Beyond the runway, hugging the ground and partly dug into it, Celine counted half a dozen wooden buildings. Gray smoke rose from the chimneys of three of them, and the snow had melted from their roofs. Around the runway, trees clad in the foliage of late spring stood bowed down by snow. More deep snow covered the bushes and ground between them. In the distance, white hills stretched to the horizon. The orbiter had landed in the deepest part of a valley. The air that filled Celine’s nostrils was rich with strange but familiar smells, of smoke and pine needles and resin. She stretched her arms wide, luxuriating in wide spaces and open sky. The air was colder than she had expected.
“And you told me,” Jenny said, “that the temperature on Earth is higher because of supernova heating?” It was less a question than a skeptical jibe intended for Reza, but Wilmer answered.
“Globally, and overall.
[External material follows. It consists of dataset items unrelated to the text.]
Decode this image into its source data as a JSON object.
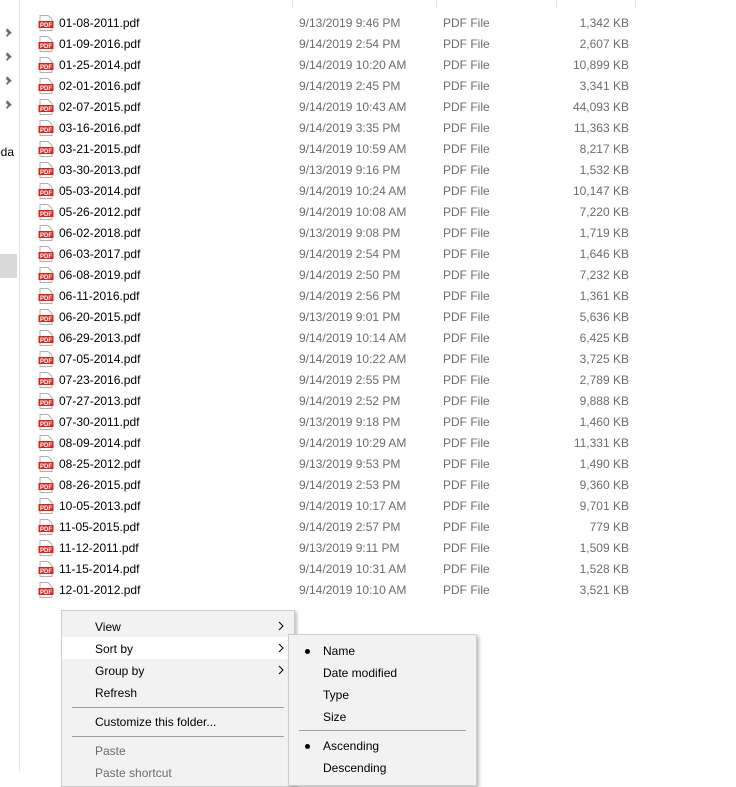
{
  "files": [
    {
      "name": "01-08-2011.pdf",
      "date": "9/13/2019 9:46 PM",
      "type": "PDF File",
      "size": "1,342 KB"
    },
    {
      "name": "01-09-2016.pdf",
      "date": "9/14/2019 2:54 PM",
      "type": "PDF File",
      "size": "2,607 KB"
    },
    {
      "name": "01-25-2014.pdf",
      "date": "9/14/2019 10:20 AM",
      "type": "PDF File",
      "size": "10,899 KB"
    },
    {
      "name": "02-01-2016.pdf",
      "date": "9/14/2019 2:45 PM",
      "type": "PDF File",
      "size": "3,341 KB"
    },
    {
      "name": "02-07-2015.pdf",
      "date": "9/14/2019 10:43 AM",
      "type": "PDF File",
      "size": "44,093 KB"
    },
    {
      "name": "03-16-2016.pdf",
      "date": "9/14/2019 3:35 PM",
      "type": "PDF File",
      "size": "11,363 KB"
    },
    {
      "name": "03-21-2015.pdf",
      "date": "9/14/2019 10:59 AM",
      "type": "PDF File",
      "size": "8,217 KB"
    },
    {
      "name": "03-30-2013.pdf",
      "date": "9/13/2019 9:16 PM",
      "type": "PDF File",
      "size": "1,532 KB"
    },
    {
      "name": "05-03-2014.pdf",
      "date": "9/14/2019 10:24 AM",
      "type": "PDF File",
      "size": "10,147 KB"
    },
    {
      "name": "05-26-2012.pdf",
      "date": "9/14/2019 10:08 AM",
      "type": "PDF File",
      "size": "7,220 KB"
    },
    {
      "name": "06-02-2018.pdf",
      "date": "9/13/2019 9:08 PM",
      "type": "PDF File",
      "size": "1,719 KB"
    },
    {
      "name": "06-03-2017.pdf",
      "date": "9/14/2019 2:54 PM",
      "type": "PDF File",
      "size": "1,646 KB"
    },
    {
      "name": "06-08-2019.pdf",
      "date": "9/14/2019 2:50 PM",
      "type": "PDF File",
      "size": "7,232 KB"
    },
    {
      "name": "06-11-2016.pdf",
      "date": "9/14/2019 2:56 PM",
      "type": "PDF File",
      "size": "1,361 KB"
    },
    {
      "name": "06-20-2015.pdf",
      "date": "9/13/2019 9:01 PM",
      "type": "PDF File",
      "size": "5,636 KB"
    },
    {
      "name": "06-29-2013.pdf",
      "date": "9/14/2019 10:14 AM",
      "type": "PDF File",
      "size": "6,425 KB"
    },
    {
      "name": "07-05-2014.pdf",
      "date": "9/14/2019 10:22 AM",
      "type": "PDF File",
      "size": "3,725 KB"
    },
    {
      "name": "07-23-2016.pdf",
      "date": "9/14/2019 2:55 PM",
      "type": "PDF File",
      "size": "2,789 KB"
    },
    {
      "name": "07-27-2013.pdf",
      "date": "9/14/2019 2:52 PM",
      "type": "PDF File",
      "size": "9,888 KB"
    },
    {
      "name": "07-30-2011.pdf",
      "date": "9/13/2019 9:18 PM",
      "type": "PDF File",
      "size": "1,460 KB"
    },
    {
      "name": "08-09-2014.pdf",
      "date": "9/14/2019 10:29 AM",
      "type": "PDF File",
      "size": "11,331 KB"
    },
    {
      "name": "08-25-2012.pdf",
      "date": "9/13/2019 9:53 PM",
      "type": "PDF File",
      "size": "1,490 KB"
    },
    {
      "name": "08-26-2015.pdf",
      "date": "9/14/2019 2:53 PM",
      "type": "PDF File",
      "size": "9,360 KB"
    },
    {
      "name": "10-05-2013.pdf",
      "date": "9/14/2019 10:17 AM",
      "type": "PDF File",
      "size": "9,701 KB"
    },
    {
      "name": "11-05-2015.pdf",
      "date": "9/14/2019 2:57 PM",
      "type": "PDF File",
      "size": "779 KB"
    },
    {
      "name": "11-12-2011.pdf",
      "date": "9/13/2019 9:11 PM",
      "type": "PDF File",
      "size": "1,509 KB"
    },
    {
      "name": "11-15-2014.pdf",
      "date": "9/14/2019 10:31 AM",
      "type": "PDF File",
      "size": "1,528 KB"
    },
    {
      "name": "12-01-2012.pdf",
      "date": "9/14/2019 10:10 AM",
      "type": "PDF File",
      "size": "3,521 KB"
    }
  ],
  "file_icon_text": "PDF",
  "nav": {
    "cut_label": "oda"
  },
  "context_menu": {
    "view": "View",
    "sort_by": "Sort by",
    "group_by": "Group by",
    "refresh": "Refresh",
    "customize": "Customize this folder...",
    "paste": "Paste",
    "paste_shortcut": "Paste shortcut"
  },
  "sort_submenu": {
    "name": "Name",
    "date_modified": "Date modified",
    "type": "Type",
    "size": "Size",
    "ascending": "Ascending",
    "descending": "Descending"
  },
  "colors": {
    "pdf_red": "#d9261c",
    "menu_bg": "#f2f2f2",
    "highlight": "#ffffff",
    "secondary_text": "#6d6d6d"
  },
  "icons": {
    "file": "pdf-file-icon",
    "pin": "pin-icon",
    "submenu": "chevron-right-icon",
    "radio": "bullet-icon"
  }
}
But the effects you’re most likely to notice are the fluctuations from normal weather. Like now. Much more chilly than usual for this time of year. Somewhere else, maybe down at the South Pole, it’s one big heat wave.”
“Then take me to the South Pole,” said Jenny. Her teeth were starting to chatter. Celine suspected most of that was nervous reaction. On the other hand, Jenny was thin and lightly built, and she had removed her jacket on entering the Clark to provide a little more padding to the hammock.
“We have to get inside,” Celine said. She gestured toward the buildings. “Inside there. They must have heat.”
“And a place to rest.” Jenny took a trial step, then another. “If we can walk that far. Ooh, Earth gravity. My legs feel like spaghetti.”
Reza took her arm to help her. “Come on. Walk. We have to.”
“Maybe not.” Wilmer pointed along the valley, to a building shaped like an A-frame barn. The front had opened to reveal three odd-looking machines. They were painted dark red and had balloon tires, and a handful of people stood clustered around each one.
“We don’t need to walk,” Celine said. “They’ve noticed our arrival. We can relax. Thank God, we made it. We’re home from Mars.”
Saul was explaining to Yasmin the history of his relationship with Tricia. The facts were easy, though he didn’t quite understand why he was offering them; and Yasmin did not ask.
Did not ask that question, at least; she asked a hundred others. Did Tricia know of his political aspirations when they first met? Had he been in a relationship of his own at the time? How old was Tricia? Was he upset by her multiple marriages and divorces? Did he know her previous husbands personally? Her present husband? Did he know her family? Had she met his mother and his sister? Did she know how much he was worth? Did she, in fact, even realize that he was rich?
As soon as they finished eating they moved into the next room, a small lounge with two old armchairs in front of a fireplace and a fake log fire. The room was heated by hot-water radiators that creaked and cracked as they expanded and contracted, so that Saul constantly glanced into the corners to see what else was going on in the room. He had come to the story of that final evening, when he had told Tricia that all thoughts of marriage must be postponed until after the election. At a critical moment, just as he was trying to recall his own exact words, the overhead lights flickered and dimmed to an orange glow.
He looked at Yasmin questioningly and she shook her head. “Nothing to do with me. It’s midnight, and they’ve gone to low power to conserve energy. I suspect someone is trying to tell us it’s bedtime. Go on.”